Las lágrimas, empleadas como símil clarificador de la jefatura -buena o mala-, pueden encontrar fundamento tanto en una noticia de índole positiva como negativa; no así la risa jovial y cantarina que, como el liderazgo, se apalanca en la exclusividad de hechos y noticias positivos y gratificantes. El drama no conoce de la risa.
Calificar a un individuo de líder por el mero hecho de que se manifieste como eficaz en sus retos supone entregar el comportamiento humano a los solos designios de la emoción y del intelecto. ¿Y a la ética, qué espacio le entregamos? En cita clarividente de Theodore Roosevelt «Educar a una persona desde un punto de vista intelectual pero no moral es crear una amenaza para la sociedad».
De ahí que calificar de líder a un individuo haya pasado de reflejar la personalidad de un sujeto ejemplar en su condición a la de mostrar una imagen más que dudosa del mismo. En la falta de precisión del lenguaje -por su vaciado de sentido- encuentra cabida el concepto metaliderazgo. Un paso más allá del liderazgo.
Se entiende por metaliderazgo al ejercicio ejemplar de la propia vida. Parte de asumir como propios principios de naturaleza intemporal y universal, tales como la justicia, la verdad, el bien común, el amor a los demás, etc. El metalíder se nos presenta como referente vital, no necesita de cargos formales para emplearse como tal. Su desempeño, bien sea laboral, familiar o social, ofrece una imagen sin posibilidad alguna de distorsión. Dice lo que hace y piensa, y su conducta (asertiva) está regida por los principios apuntados: lo es en todo momento, lugar y condición. Su disposición no admite contratos a tiempo parcial.

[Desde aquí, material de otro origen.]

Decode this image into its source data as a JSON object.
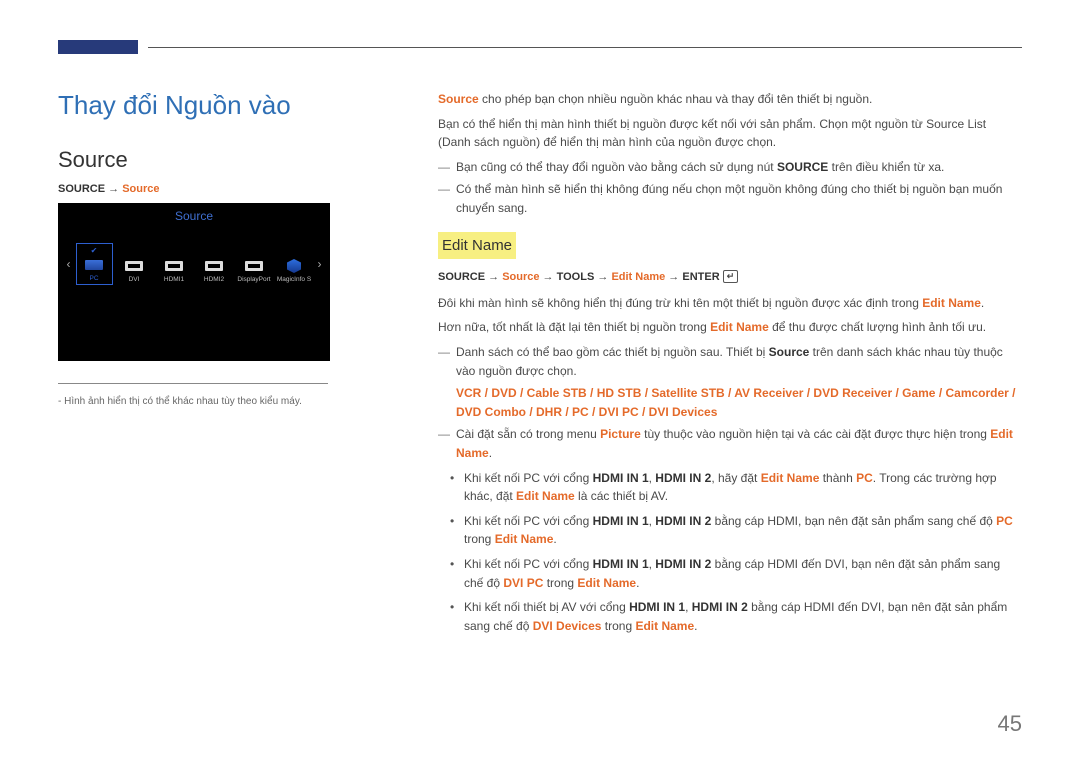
{
  "page_number": "45",
  "title": "Thay đổi Nguồn vào",
  "left": {
    "heading": "Source",
    "breadcrumb_parts": [
      "SOURCE",
      " → ",
      "Source"
    ],
    "osd_title": "Source",
    "items": [
      {
        "label": "PC",
        "selected": true
      },
      {
        "label": "DVI",
        "selected": false
      },
      {
        "label": "HDMI1",
        "selected": false
      },
      {
        "label": "HDMI2",
        "selected": false
      },
      {
        "label": "DisplayPort",
        "selected": false
      },
      {
        "label": "MagicInfo S",
        "selected": false
      }
    ],
    "note_prefix": "- ",
    "note": "Hình ảnh hiển thị có thể khác nhau tùy theo kiểu máy."
  },
  "right": {
    "p1_parts": [
      "Source",
      " cho phép bạn chọn nhiều nguồn khác nhau và thay đổi tên thiết bị nguồn."
    ],
    "p2_parts": [
      "Bạn có thể hiển thị màn hình thiết bị nguồn được kết nối với sản phẩm. Chọn một nguồn từ Source List (Danh sách nguồn) để hiển thị màn hình của nguồn được chọn."
    ],
    "dash1": {
      "pre": "Bạn cũng có thể thay đổi nguồn vào bằng cách sử dụng nút ",
      "bold": "SOURCE",
      "post": " trên điều khiển từ xa."
    },
    "dash2": "Có thể màn hình sẽ hiển thị không đúng nếu chọn một nguồn không đúng cho thiết bị nguồn bạn muốn chuyển sang.",
    "edit_heading": "Edit Name",
    "bc2": [
      "SOURCE",
      " → ",
      "Source",
      " → ",
      "TOOLS",
      " → ",
      "Edit Name",
      " → ",
      "ENTER"
    ],
    "p3": {
      "pre": "Đôi khi màn hình sẽ không hiển thị đúng trừ khi tên một thiết bị nguồn được xác định trong ",
      "orange": "Edit Name",
      "post": "."
    },
    "p4": {
      "pre": "Hơn nữa, tốt nhất là đặt lại tên thiết bị nguồn trong ",
      "orange": "Edit Name",
      "post": " để thu được chất lượng hình ảnh tối ưu."
    },
    "dash3": {
      "pre": "Danh sách có thể bao gồm các thiết bị nguồn sau. Thiết bị ",
      "bold": "Source",
      "post": " trên danh sách khác nhau tùy thuộc vào nguồn được chọn."
    },
    "devices": "VCR / DVD / Cable STB / HD STB / Satellite STB / AV Receiver / DVD Receiver / Game / Camcorder / DVD Combo / DHR / PC / DVI PC / DVI Devices",
    "dash4": {
      "pre": "Cài đặt sẵn có trong menu ",
      "orange1": "Picture",
      "mid": " tùy thuộc vào nguồn hiện tại và các cài đặt được thực hiện trong ",
      "orange2": "Edit Name",
      "post": "."
    },
    "b1": {
      "t1": "Khi kết nối PC với cổng ",
      "b1": "HDMI IN 1",
      "comma": ", ",
      "b2": "HDMI IN 2",
      "t2": ", hãy đặt ",
      "o1": "Edit Name",
      "t3": " thành ",
      "o2": "PC",
      "t4": ". Trong các trường hợp khác, đặt ",
      "o3": "Edit Name",
      "t5": " là các thiết bị AV."
    },
    "b2": {
      "t1": "Khi kết nối PC với cổng ",
      "hb1": "HDMI IN 1",
      "comma": ", ",
      "hb2": "HDMI IN 2",
      "t2": " bằng cáp HDMI, bạn nên đặt sản phẩm sang chế độ ",
      "o1": "PC",
      "t3": " trong ",
      "o2": "Edit Name",
      "t4": "."
    },
    "b3": {
      "t1": "Khi kết nối PC với cổng ",
      "hb1": "HDMI IN 1",
      "comma": ", ",
      "hb2": "HDMI IN 2",
      "t2": " bằng cáp HDMI đến DVI, bạn nên đặt sản phẩm sang chế độ ",
      "o1": "DVI PC",
      "t3": " trong ",
      "o2": "Edit Name",
      "t4": "."
    },
    "b4": {
      "t1": "Khi kết nối thiết bị AV với cổng ",
      "hb1": "HDMI IN 1",
      "comma": ", ",
      "hb2": "HDMI IN 2",
      "t2": " bằng cáp HDMI đến DVI, bạn nên đặt sản phẩm sang chế độ ",
      "o1": "DVI Devices",
      "t3": " trong ",
      "o2": "Edit Name",
      "t4": "."
    }
  }
}
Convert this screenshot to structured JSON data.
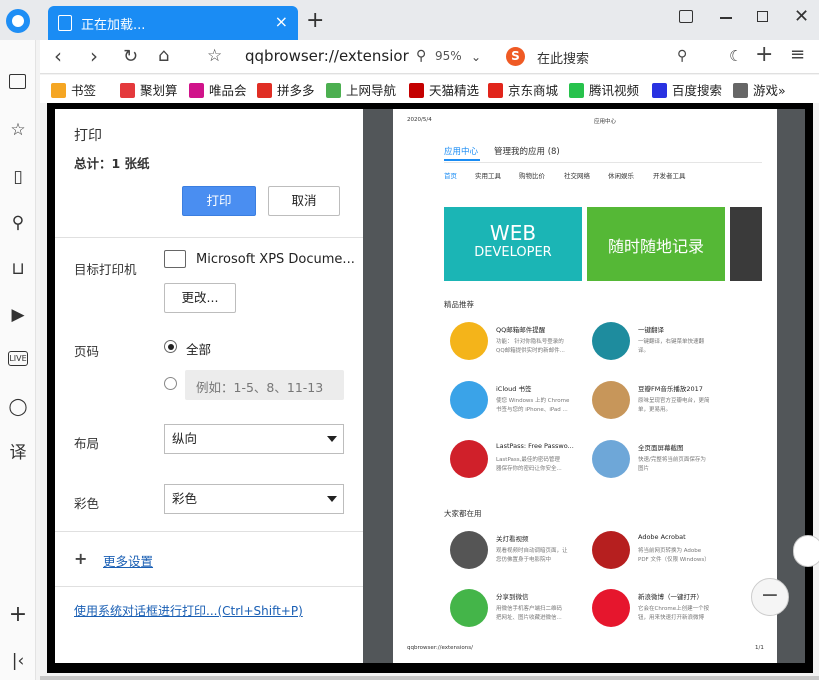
{
  "tab": {
    "title": "正在加载...",
    "close_glyph": "×"
  },
  "nav": {
    "url": "qqbrowser://extensior",
    "zoom": "95%",
    "search_placeholder": "在此搜索",
    "search_engine_glyph": "S"
  },
  "bookmarks": [
    {
      "label": "书签",
      "color": "#f5a623"
    },
    {
      "label": "聚划算",
      "color": "#e4393c"
    },
    {
      "label": "唯品会",
      "color": "#d0138a"
    },
    {
      "label": "拼多多",
      "color": "#e02e24"
    },
    {
      "label": "上网导航",
      "color": "#4caf50"
    },
    {
      "label": "天猫精选",
      "color": "#c40000"
    },
    {
      "label": "京东商城",
      "color": "#e1251b"
    },
    {
      "label": "腾讯视频",
      "color": "#27c24c"
    },
    {
      "label": "百度搜索",
      "color": "#2932e1"
    },
    {
      "label": "游戏»",
      "color": "#666666"
    }
  ],
  "print": {
    "title": "打印",
    "total": "总计：1 张纸",
    "print_button": "打印",
    "cancel_button": "取消",
    "printer_label": "目标打印机",
    "printer_name": "Microsoft XPS Docume...",
    "change_button": "更改...",
    "pages_label": "页码",
    "pages_all": "全部",
    "pages_placeholder": "例如：1-5、8、11-13",
    "layout_label": "布局",
    "layout_value": "纵向",
    "color_label": "彩色",
    "color_value": "彩色",
    "more_settings": "更多设置",
    "system_dialog": "使用系统对话框进行打印...(Ctrl+Shift+P)"
  },
  "page": {
    "date": "2020/5/4",
    "header_title": "应用中心",
    "tab_active": "应用中心",
    "tab_manage": "管理我的应用 (8)",
    "categories": [
      "首页",
      "实用工具",
      "购物比价",
      "社交网络",
      "休闲娱乐",
      "开发者工具"
    ],
    "banner1_line1": "WEB",
    "banner1_line2": "DEVELOPER",
    "banner2": "随时随地记录",
    "section_featured": "精品推荐",
    "apps": [
      {
        "name": "QQ邮箱邮件提醒",
        "desc1": "功能： 针对你隐私号登录的",
        "desc2": "QQ邮箱提供实时的新邮件..."
      },
      {
        "name": "一键翻译",
        "desc1": "一键翻译，右键菜单快速翻",
        "desc2": "译。"
      },
      {
        "name": "iCloud 书签",
        "desc1": "使您 Windows 上的 Chrome",
        "desc2": "书签与您的 iPhone、iPad ..."
      },
      {
        "name": "豆瓣FM音乐播放2017",
        "desc1": "原味呈现官方豆瓣电台，更简",
        "desc2": "单，更易用。"
      },
      {
        "name": "LastPass: Free Passwo...",
        "desc1": "LastPass,最佳的密码管理",
        "desc2": "器保存你的密码让你安全..."
      },
      {
        "name": "全页面屏幕截图",
        "desc1": "快速/完整将当前页面保存为",
        "desc2": "图片"
      }
    ],
    "section_popular": "大家都在用",
    "popular": [
      {
        "name": "关灯看视频",
        "desc1": "观看视频时自动调暗页面，让",
        "desc2": "您仿佛置身于电影院中"
      },
      {
        "name": "Adobe Acrobat",
        "desc1": "将当前网页转换为 Adobe",
        "desc2": "PDF 文件（仅限 Windows）"
      },
      {
        "name": "分享到微信",
        "desc1": "用微信手机客户端扫二维码",
        "desc2": "把网址、图片收藏进微信..."
      },
      {
        "name": "新浪微博（一键打开）",
        "desc1": "它会在Chrome上创建一个按",
        "desc2": "钮，用来快速打开新浪微博"
      }
    ],
    "footer_url": "qqbrowser://extensions/",
    "footer_page": "1/1"
  },
  "colors": {
    "accent": "#1a8cf4",
    "print_button": "#4a8ef1",
    "dialog_frame": "#000000",
    "preview_bg": "#525659"
  }
}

Su definición sitúa al mismo como alguien que se concreta de forma distinta al líder convencional en el que únicamente se adivinan aspiraciones -fundamentalmente laborales- que giran en torno al logro. Su concepción de vida es hacer bien el bien, en clara oposición al líder eficaz en el que prima hacer bien (con eficacia) su tarea al margen de que sus fines y medios sean éticamente consistentes.
Bajo el prisma apuntado, la condición de líderes que ostentan ciertos personajes cae avergonzada ante el paso inexorable del tiempo. El metalíder al margen de su momento en la historia se muestra siempre joven en su mensaje; nunca pierde vigencia. Por contra, los falsos adalides del desempeño eficaz caen postrados ante el discurrir de la misma.
Al amparo de tales premisas, Hitler, Al Capone y un largo etcétera de personajes se verían turbados en su condición ante la fija mirada que, de rebote, refleja el espejo de la historia al que se encuentran enfrentados. No ocurriría así con otros referentes plenos de ejemplaridad y vigente actualidad. El liderazgo negativo es un oxímoron, una contradicción en si mismo.